An acclaimed actor of both stage and screen, Peter Gallagher is a true renaissance man and a really nice fella to boot. Peter spoke exclusively with Celebrity Parents about his recent film, Adam, love, and his upcoming show, Peter Gallagher: Don’t Give Up On Me.
How did you get involved in the movie Adam?
It was a family affair in a way. I’ve known the producer and the writer/director of Adam for 20 years. When I was sent director Max Mayer’s script, it was a combination of dread and anticipation. When I read it — to my delight — I found it fantastic. I said, “I’m in. Let’s do it.”

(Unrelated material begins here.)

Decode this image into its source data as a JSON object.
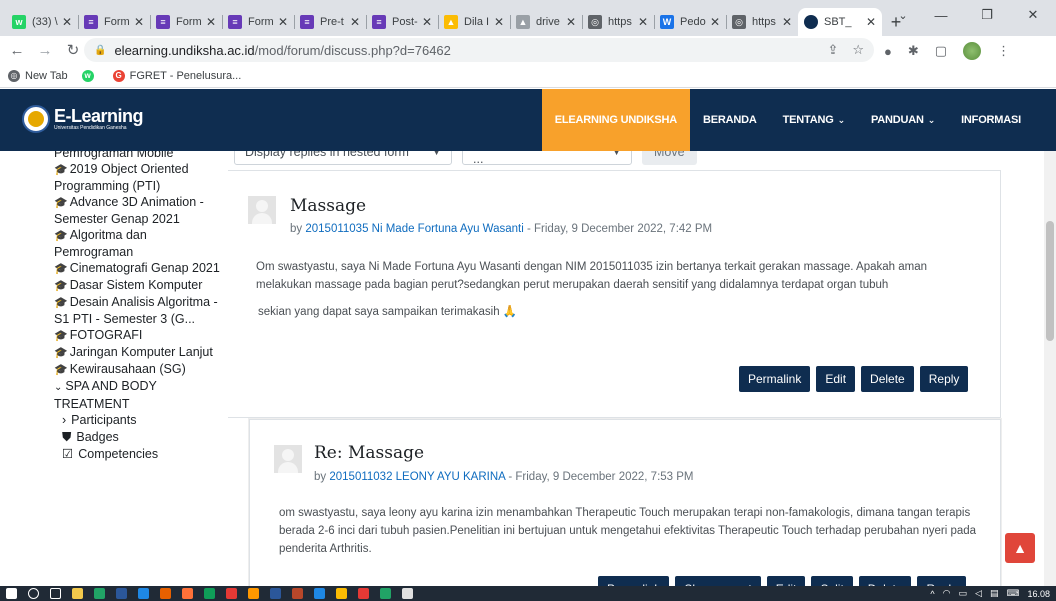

The process was very encouraging. Max was a great director. I thought, “If we’re not careful, this could be a good movie.” I saw a screening of it and I thought, “Oh, I think it is a good movie!” Then we saw a virgin screening of it at Sundance, and the audience lost their minds. I thought, “Oh, God, it’s a good movie.” And then the most remarkable thing happened: Fox Searchlight picked it up. I think they’re the only ones out there who know how to take a movie like this and give it a life. Adam is a movie you don’t expect to see, because movies of this size are rarely released well. And nobody gets to see them. So that’s my story and I’m sticking to it!
[laughs] Describe what Adam is about.
It’s a story about a young man and a young lady who discover how far and alien each other’s romantic landscape is, much in the same way that most men and most women do. If you talk to most men, they’ll say, “Honey, I had no idea that’s what you were thinking!” It centers on how no one can understand that private landscape unless they somehow talk about it. This man has Asperger’s Syndrome, which makes it hard for him to discern facial expressions and language. But this guy asks questions, which is astounding to Rose Byrne’s character. It’s even more surprising to her when she has to answer those questions.
We see this unlikely couple in a challenging time in their lives, making this remarkable journey together, and then apart. I play the other man in Rose’s life, her father, Marty Buchwald. In her life, he was represented as someone she could always count on. She then discovers that even her father’s life is much more complicated, confusing, and infuriating than she had anticipated. Now, does she choose someone who she can absolutely trust but might not necessarily be everything she’s looking for? Just when you think the movie will get sappy, it’s funny, and it’s always honest. The performances are great, and the timing is right.
What did you take away from it?
There’s no greater thrill than participating in a story that’s well-told. And all of us realized that if you are involved, if you keep showing up, and trip away, marvelous things can happen. And when you do it with people you love, for the people you love, there’s nothing greater.
What do you have planned for the future?
I just finished the last eight episodes of “Californication”. I think that was the greatest time in my life. It’s about as funny as anything I’ve ever worked on. I just finished a film with Hilary Swank called Betty Anne Waters. I play Barry Scheck, and it’s another terrific movie directed by another friend of mine, Tony Goldwyn.
I’m also going to debut a show I wrote in Chicago this November called Peter Gallagher: Don’t Give Up On Me.
That’s a great title!
It’s going to be songs and stories of an actor’s life. It’s pretty much a version of a show that I did two years ago that was well received. I’m going to sing songs from shows I’ve done, and songs I’ve done separately. I also tell stories about working with Jimmy Cagney, Art Carney, Jack Lemmon, and Peter O’Toole, all these icons of mine I was lucky to work with.
It all comes together in a backstage sketch. It’s the life of an actor that you don’t normally get to hear about, because all you hear about is power and money and lists. You never hear what happens between the moments. I have to tell these stories while there are still people who know who they are, and who can physically get to the theater!
It sounds wonderful.
You’ve gotta mix it up, and keep life interesting. That’s what it’s about.